Leucoderme ou mélanoderme ?

nicolas(PAR ROBERT CHAUDENSON)

 

Grand émoi dans le landerneau médiatique à la suite de la 19e « alerte enlèvement » lancée en France à la suite de la disparition de Djennah, une petite fille de quatre mois qu’on suppose avoir été enlevée par son père, Steeve Beni Y Saad, un « homme de 28 ans, d’1,75m aux cheveux noirs et courts [ La Place Vendôme aurait-elle bronché devant« crépus » ?]», décrit comme un « individu de race noire »!

 

Les rédacteurs initiaux de ce texte ne semblent pas avoir de notre belle langue française comme des données anthropologiques majeures une connaissance très précise. Qui pourtant pourrait être mieux placé que moi pour le constater moi qui fus naguère mis en examen pour diffamation. J’avais en effet signalé dans mon blog qu’un notable de la Sarkozie (et il en est bien d’autres) croyait que le mot « errement » était un synonyme élégant et distingué pour « erreur ». Mais ce sont là, après tout, les risques inattendus du métier de professeur de français.

 

Quelques années, plus tard, je n’ai dû mon salut judiciaure qu’à la lenteur de notre justice qui a mis trois ans à ouvrir le Littré pour y découvrir le vrai sens du mot (« selon les esserments antérieurs » !) et surtout et plus encore à la chute de la Sarkozie et à l’arrivée du dossier sur lequel je n’avais jamais été entendu dans le mains de juges moins dociles aux ordres du pouvoir précédent.

 

Il faut dire que les choses ne sont pas simples tant au plan anthropologique que linguistique ; la correction rapide du texte par les autorités de police et de justice, devant la vague de protestations déclenchées par l’usage de la formule « individu de race noire » en « individu à la peau noire », n’a évidemment pas changé grand-chose, étant entendu que, dans un cas comme dans l’autre, ce terme évoque tout naturellement un Africain; y a pourtant bien d’autres régions du monde qui sont peuplées par des « individus à peau noire , que ce soit en Inde, dans le Pacifique  ou dans la « Corne de l’Afrique » qui, en revanche, ne sont nullement du type africain qu’on identifie en général aux cheveux crépus et au nez épaté;  Il y aurait sans doute eu moins d’ambiguïté et d’incertitude si l’on avait osé utiliser tout simplement le mot « nègre »que ne fuyaient pas, comme nous le faisons aujourd’hui nos grands auteurs du XVIIème siècle!

 

On l’évite désormais avec le plus grand soin, alors que lui-même ou sa traduction locale sont employés sans la moindre réserve et sans dénotation ni connotation péjoratives dans bien des populations de couleur.
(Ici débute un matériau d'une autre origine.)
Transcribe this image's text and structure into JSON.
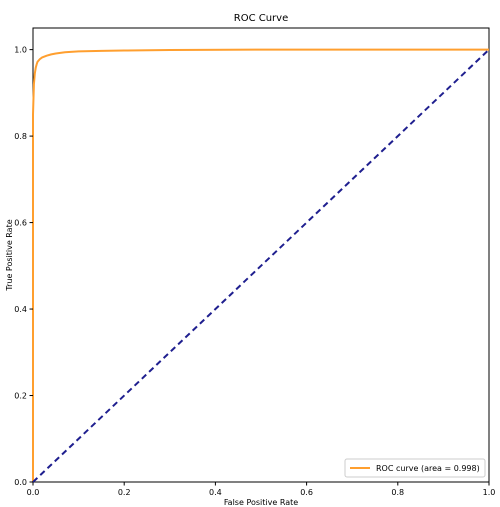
{
  "chart_data": {
    "type": "line",
    "title": "ROC Curve",
    "xlabel": "False Positive Rate",
    "ylabel": "True Positive Rate",
    "xlim": [
      0.0,
      1.0
    ],
    "ylim": [
      0.0,
      1.05
    ],
    "xticks": [
      "0.0",
      "0.2",
      "0.4",
      "0.6",
      "0.8",
      "1.0"
    ],
    "yticks": [
      "0.0",
      "0.2",
      "0.4",
      "0.6",
      "0.8",
      "1.0"
    ],
    "grid": false,
    "legend_position": "lower-right",
    "series": [
      {
        "name": "ROC curve (area = 0.998)",
        "color": "#ff9f2f",
        "style": "solid",
        "x": [
          0.0,
          0.0,
          0.002,
          0.004,
          0.006,
          0.008,
          0.01,
          0.015,
          0.02,
          0.03,
          0.04,
          0.05,
          0.07,
          0.1,
          0.15,
          0.2,
          0.3,
          0.5,
          0.7,
          1.0
        ],
        "y": [
          0.0,
          0.85,
          0.92,
          0.945,
          0.958,
          0.966,
          0.972,
          0.978,
          0.982,
          0.986,
          0.989,
          0.991,
          0.994,
          0.996,
          0.997,
          0.998,
          0.999,
          1.0,
          1.0,
          1.0
        ]
      },
      {
        "color": "#1f1f8f",
        "style": "dashed",
        "x": [
          0.0,
          1.0
        ],
        "y": [
          0.0,
          1.0
        ]
      }
    ]
  }
}
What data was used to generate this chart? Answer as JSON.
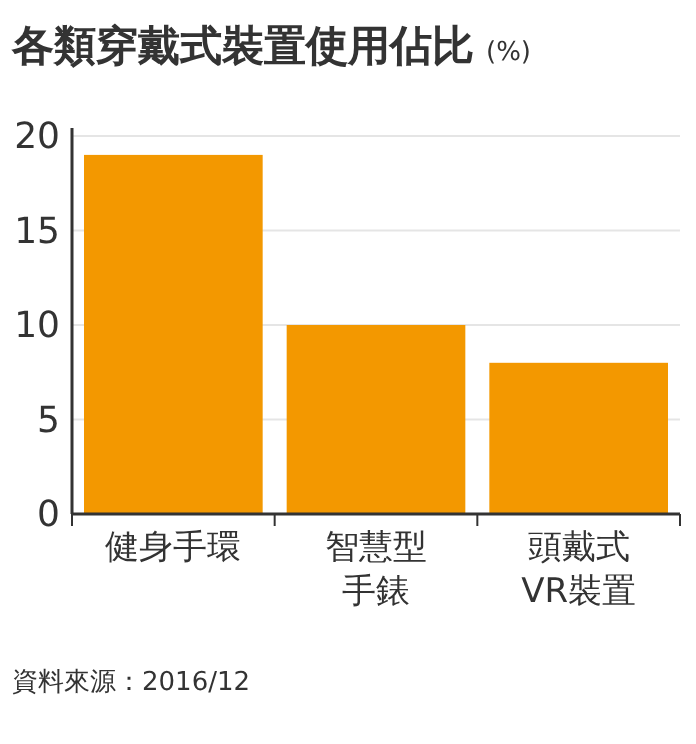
{
  "chart_data": {
    "type": "bar",
    "title": "各類穿戴式裝置使用佔比",
    "ylabel": "(%)",
    "categories": [
      "健身手環",
      "智慧型手錶",
      "頭戴式VR裝置"
    ],
    "values": [
      19,
      10,
      8
    ],
    "color": "#f39800",
    "ylim": [
      0,
      20
    ],
    "yticks": [
      0,
      5,
      10,
      15,
      20
    ],
    "grid": "y",
    "legend": false,
    "annotations": [
      "資料來源：2016/12"
    ]
  }
}
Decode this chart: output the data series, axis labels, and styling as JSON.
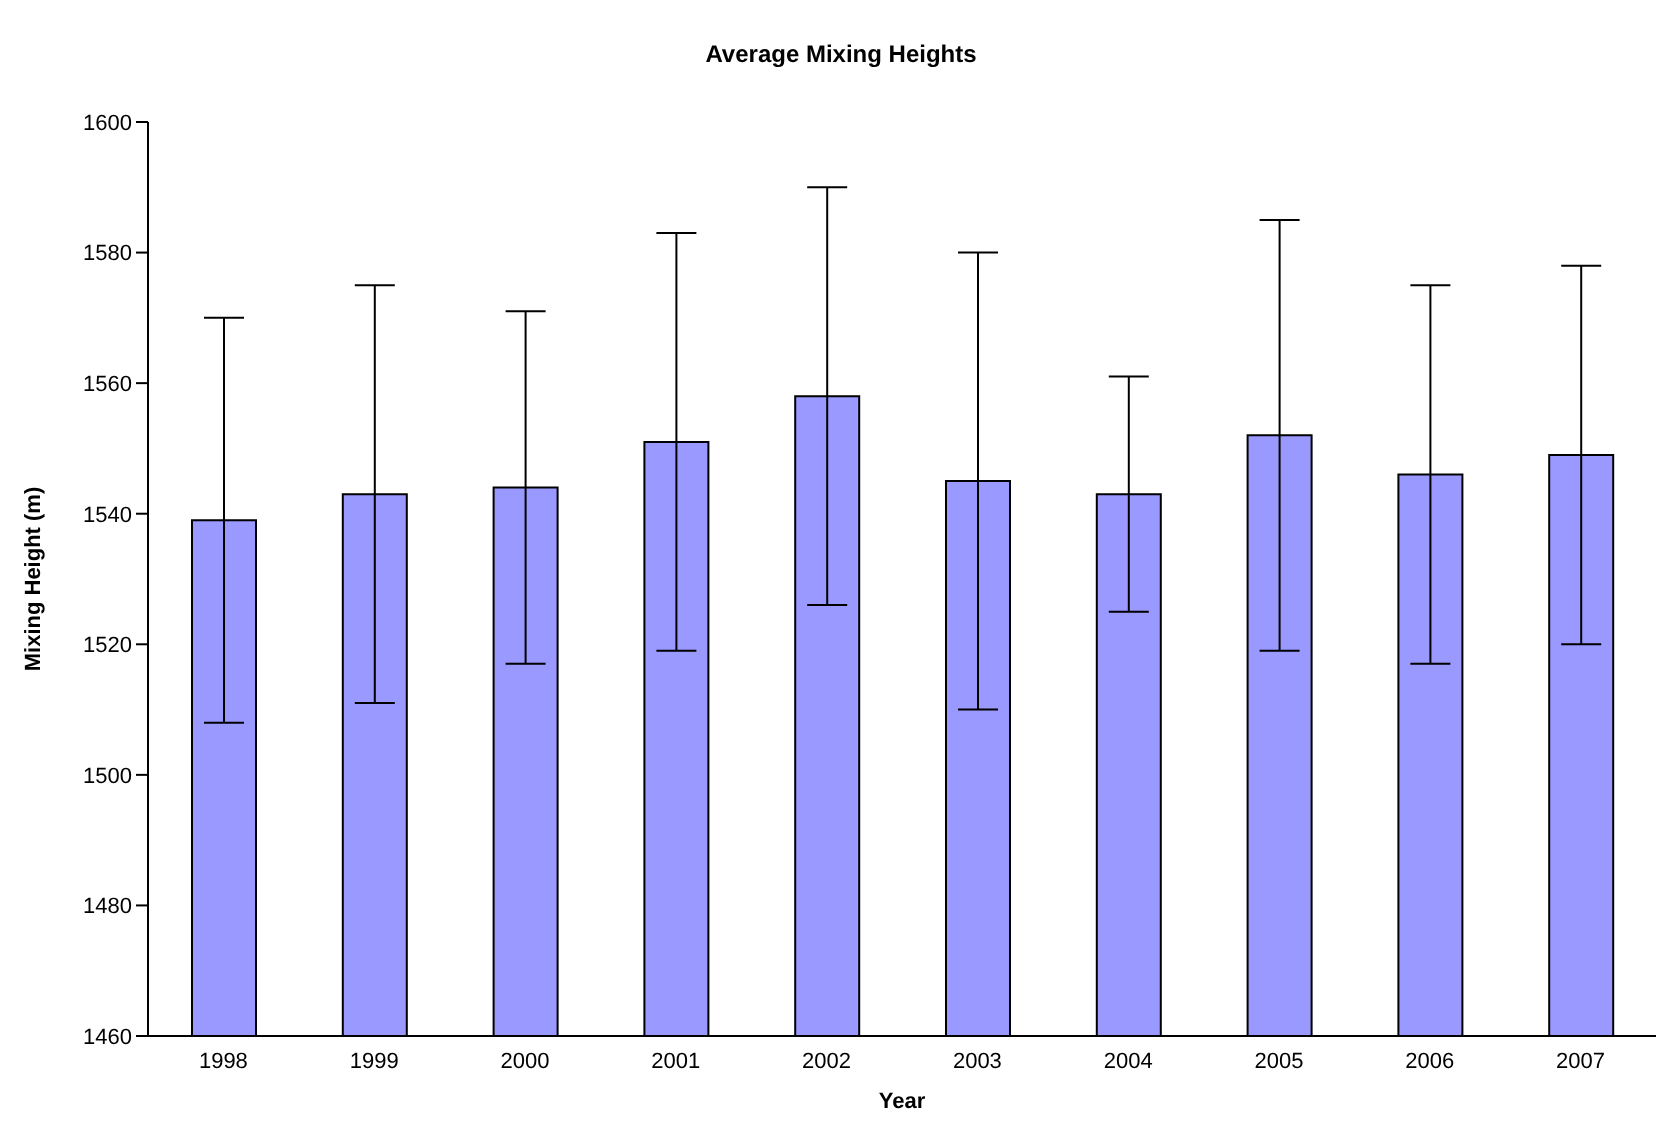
{
  "chart_data": {
    "type": "bar",
    "title": "Average Mixing Heights",
    "xlabel": "Year",
    "ylabel": "Mixing Height (m)",
    "categories": [
      "1998",
      "1999",
      "2000",
      "2001",
      "2002",
      "2003",
      "2004",
      "2005",
      "2006",
      "2007"
    ],
    "values": [
      1539,
      1543,
      1544,
      1551,
      1558,
      1545,
      1543,
      1552,
      1546,
      1549
    ],
    "errors": [
      [
        1508,
        1570
      ],
      [
        1511,
        1575
      ],
      [
        1517,
        1571
      ],
      [
        1519,
        1583
      ],
      [
        1526,
        1590
      ],
      [
        1510,
        1580
      ],
      [
        1525,
        1561
      ],
      [
        1519,
        1585
      ],
      [
        1517,
        1575
      ],
      [
        1520,
        1578
      ]
    ],
    "color": "#9999ff",
    "ylim": [
      1460,
      1600
    ],
    "yticks": [
      1460,
      1480,
      1500,
      1520,
      1540,
      1560,
      1580,
      1600
    ],
    "grid": false,
    "legend": false
  }
}
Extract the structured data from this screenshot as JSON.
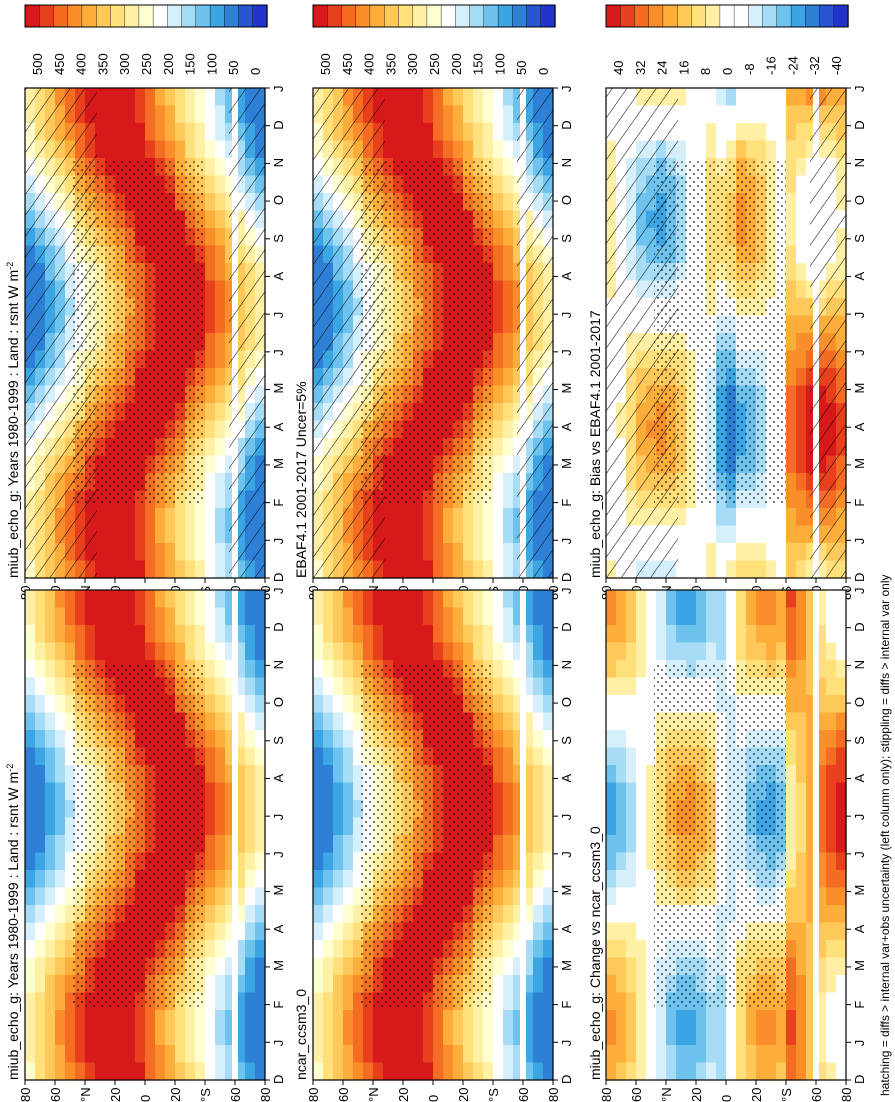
{
  "figure": {
    "caption": "hatching = diffs > internal var+obs uncertainty (left column only); stippling = diffs > internal var only"
  },
  "chart_data": [
    {
      "type": "heatmap",
      "id": "p_model_left",
      "title": "miub_echo_g: Years 1980-1999 : Land : rsnt W m",
      "title_sup": "-2",
      "scale": "abs",
      "hatch": true
    },
    {
      "type": "heatmap",
      "id": "p_model_right",
      "title": "miub_echo_g: Years 1980-1999 : Land : rsnt W m",
      "title_sup": "-2",
      "scale": "abs",
      "hatch": false
    },
    {
      "type": "heatmap",
      "id": "p_obs",
      "title": "EBAF4.1 2001-2017 Uncer=5%",
      "title_sup": "",
      "scale": "abs",
      "hatch": true
    },
    {
      "type": "heatmap",
      "id": "p_ref",
      "title": "ncar_ccsm3_0",
      "title_sup": "",
      "scale": "abs",
      "hatch": false
    },
    {
      "type": "heatmap",
      "id": "p_bias",
      "title": "miub_echo_g: Bias vs EBAF4.1 2001-2017",
      "title_sup": "",
      "scale": "diff",
      "hatch": true
    },
    {
      "type": "heatmap",
      "id": "p_change",
      "title": "miub_echo_g: Change vs ncar_ccsm3_0",
      "title_sup": "",
      "scale": "diff",
      "hatch": false
    }
  ],
  "axes": {
    "months": [
      "D",
      "J",
      "F",
      "M",
      "A",
      "M",
      "J",
      "J",
      "A",
      "S",
      "O",
      "N",
      "D",
      "J"
    ],
    "latitudes": [
      "80",
      "60",
      "°N",
      "20",
      "0",
      "20",
      "°S",
      "60",
      "80"
    ]
  },
  "colorbars": {
    "abs": {
      "labels": [
        "500",
        "450",
        "400",
        "350",
        "300",
        "250",
        "200",
        "150",
        "100",
        "50",
        "0"
      ],
      "colors": [
        "#d7191c",
        "#e8401c",
        "#f46d23",
        "#f98e2b",
        "#fdae3a",
        "#fec95a",
        "#ffe07a",
        "#fff0a6",
        "#ffffd0",
        "#ffffff",
        "#d6f0fb",
        "#a6dcf6",
        "#6ec3ee",
        "#3ca5e4",
        "#2e7fd6",
        "#2856d0",
        "#2233cc"
      ]
    },
    "diff": {
      "labels": [
        "40",
        "32",
        "24",
        "16",
        "8",
        "0",
        "-8",
        "-16",
        "-24",
        "-32",
        "-40"
      ],
      "colors": [
        "#d7191c",
        "#e8401c",
        "#f46d23",
        "#f98e2b",
        "#fdae3a",
        "#fec95a",
        "#ffe07a",
        "#fff0a6",
        "#ffffff",
        "#ffffff",
        "#d6f0fb",
        "#a6dcf6",
        "#6ec3ee",
        "#3ca5e4",
        "#2e7fd6",
        "#2856d0",
        "#2233cc"
      ]
    }
  }
}
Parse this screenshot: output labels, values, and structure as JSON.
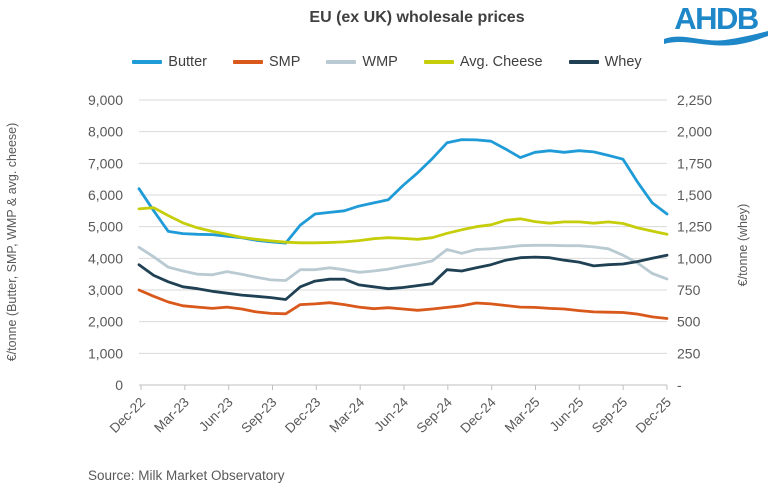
{
  "chart": {
    "title": "EU (ex UK) wholesale prices",
    "source": "Source: Milk Market Observatory",
    "left_axis_title": "€/tonne (Butter, SMP, WMP & avg. cheese)",
    "right_axis_title": "€/tonne (whey)"
  },
  "logo": {
    "text": "AHDB",
    "color": "#1e87c8"
  },
  "colors": {
    "title_text": "#404040",
    "axis_text": "#595959",
    "gridline": "#d9d9d9",
    "axis_line": "#bfbfbf",
    "background": "#ffffff"
  },
  "chart_data": {
    "type": "line",
    "title": "EU (ex UK) wholesale prices",
    "x_frequency": "monthly",
    "x_range": "Dec-22 to Dec-25, 37 monthly points",
    "x_tick_labels": [
      "Dec-22",
      "Mar-23",
      "Jun-23",
      "Sep-23",
      "Dec-23",
      "Mar-24",
      "Jun-24",
      "Sep-24",
      "Dec-24",
      "Mar-25",
      "Jun-25",
      "Sep-25",
      "Dec-25"
    ],
    "grid": "horizontal",
    "legend_position": "top",
    "left_axis": {
      "label": "€/tonne (Butter, SMP, WMP & avg. cheese)",
      "min": 0,
      "max": 9000,
      "tick_step": 1000,
      "tick_labels": [
        "0",
        "1,000",
        "2,000",
        "3,000",
        "4,000",
        "5,000",
        "6,000",
        "7,000",
        "8,000",
        "9,000"
      ]
    },
    "right_axis": {
      "label": "€/tonne (whey)",
      "min": 0,
      "max": 2250,
      "tick_step": 250,
      "tick_labels": [
        "-",
        "250",
        "500",
        "750",
        "1,000",
        "1,250",
        "1,500",
        "1,750",
        "2,000",
        "2,250"
      ]
    },
    "series": [
      {
        "name": "Butter",
        "color": "#1f9bd7",
        "axis": "left",
        "values": [
          6200,
          5500,
          4850,
          4780,
          4760,
          4750,
          4700,
          4650,
          4570,
          4520,
          4480,
          5050,
          5400,
          5450,
          5500,
          5650,
          5750,
          5850,
          6300,
          6700,
          7150,
          7650,
          7750,
          7740,
          7700,
          7450,
          7180,
          7350,
          7400,
          7350,
          7400,
          7360,
          7250,
          7130,
          6400,
          5750,
          5400
        ]
      },
      {
        "name": "SMP",
        "color": "#d9581b",
        "axis": "left",
        "values": [
          3000,
          2800,
          2620,
          2500,
          2460,
          2420,
          2460,
          2400,
          2310,
          2260,
          2250,
          2540,
          2560,
          2600,
          2540,
          2460,
          2410,
          2440,
          2400,
          2360,
          2400,
          2450,
          2500,
          2590,
          2560,
          2510,
          2460,
          2450,
          2420,
          2400,
          2350,
          2310,
          2300,
          2290,
          2240,
          2150,
          2100
        ]
      },
      {
        "name": "WMP",
        "color": "#b9cad2",
        "axis": "left",
        "values": [
          4350,
          4050,
          3720,
          3600,
          3500,
          3480,
          3580,
          3500,
          3400,
          3320,
          3300,
          3640,
          3640,
          3700,
          3640,
          3560,
          3600,
          3660,
          3750,
          3820,
          3920,
          4280,
          4160,
          4280,
          4300,
          4350,
          4400,
          4410,
          4410,
          4400,
          4400,
          4360,
          4300,
          4100,
          3850,
          3520,
          3350
        ]
      },
      {
        "name": "Avg. Cheese",
        "color": "#c6ce0c",
        "axis": "left",
        "values": [
          5560,
          5600,
          5350,
          5120,
          4960,
          4850,
          4760,
          4660,
          4600,
          4550,
          4510,
          4490,
          4490,
          4500,
          4520,
          4560,
          4620,
          4650,
          4630,
          4600,
          4650,
          4790,
          4900,
          5000,
          5060,
          5200,
          5250,
          5160,
          5110,
          5150,
          5150,
          5110,
          5150,
          5100,
          4960,
          4860,
          4760
        ]
      },
      {
        "name": "Whey",
        "color": "#1f4153",
        "axis": "right",
        "values": [
          950,
          865,
          815,
          775,
          760,
          740,
          725,
          710,
          700,
          690,
          675,
          775,
          820,
          835,
          835,
          790,
          775,
          760,
          770,
          785,
          800,
          910,
          900,
          925,
          950,
          985,
          1005,
          1010,
          1005,
          985,
          970,
          940,
          950,
          955,
          975,
          1000,
          1025
        ]
      }
    ]
  }
}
Pour ne citer qu’un seul exempleen France même, en créole réunionnais, « mounoir » (= mon noir ») ou « mon kaf » (même sens, « mon cafre ») sont même des formules amicales !

 

Pour rester dans le registre lexical et sémantique , il est probable que la petite fille en cause est une « mulâtresse » (terme plus précis en la circonstance et mieux adapté que « métisse ») mais on répugne probablement, dans nos sphères juridico-journalistique, à user d’un tel terme car, outre qu’on ignore sans doute son sens exact et précis, on le suppose également injurieux.

 

Le commentaire, qui a accompagné la sotte modification officielle du texte de cette « alerte enlèvement » , mérite également qu’on s’y arrête ; le voici : « Certains termes du message, repris précipitamment, étaient évidemment inappropriés ».

 

Là encore notre belle langue française (par un recours opportun au grec que devrait méditer Madame Najat Vallaud Belkacem) nous fournit la solution précise et efficace aux problèmes des rédacteurs de ces textes.

 

Il est clair (si l’on peut dire … sur pareil sujet) que, sans dire « individu de race noire » ou « individu à peau noire » (ne parlons même pas de « nègre » !), la solution au problème juridico-anthropo-lexical résidait dans l’usage (nominal ou adjectival) du mot « mélanoderme » » (du grec « melas » (= noir » et « derma » (=  peau) ) qui, sans faire intervenir la notion discutable de race ou une référence géographique, donne une description suffisante du physique du père de la petite fille disparue.

 

Certes, il était à craindre, vu l’état du système éducatif français, que les destinataires de ce message, ignorassent (comme dirait le petit Nicolas pour qui, grâce à Patrick B. l’imparfait du subjonctif n’a plus de secrets) l’existence et plus encore hélas la signification de ce terme!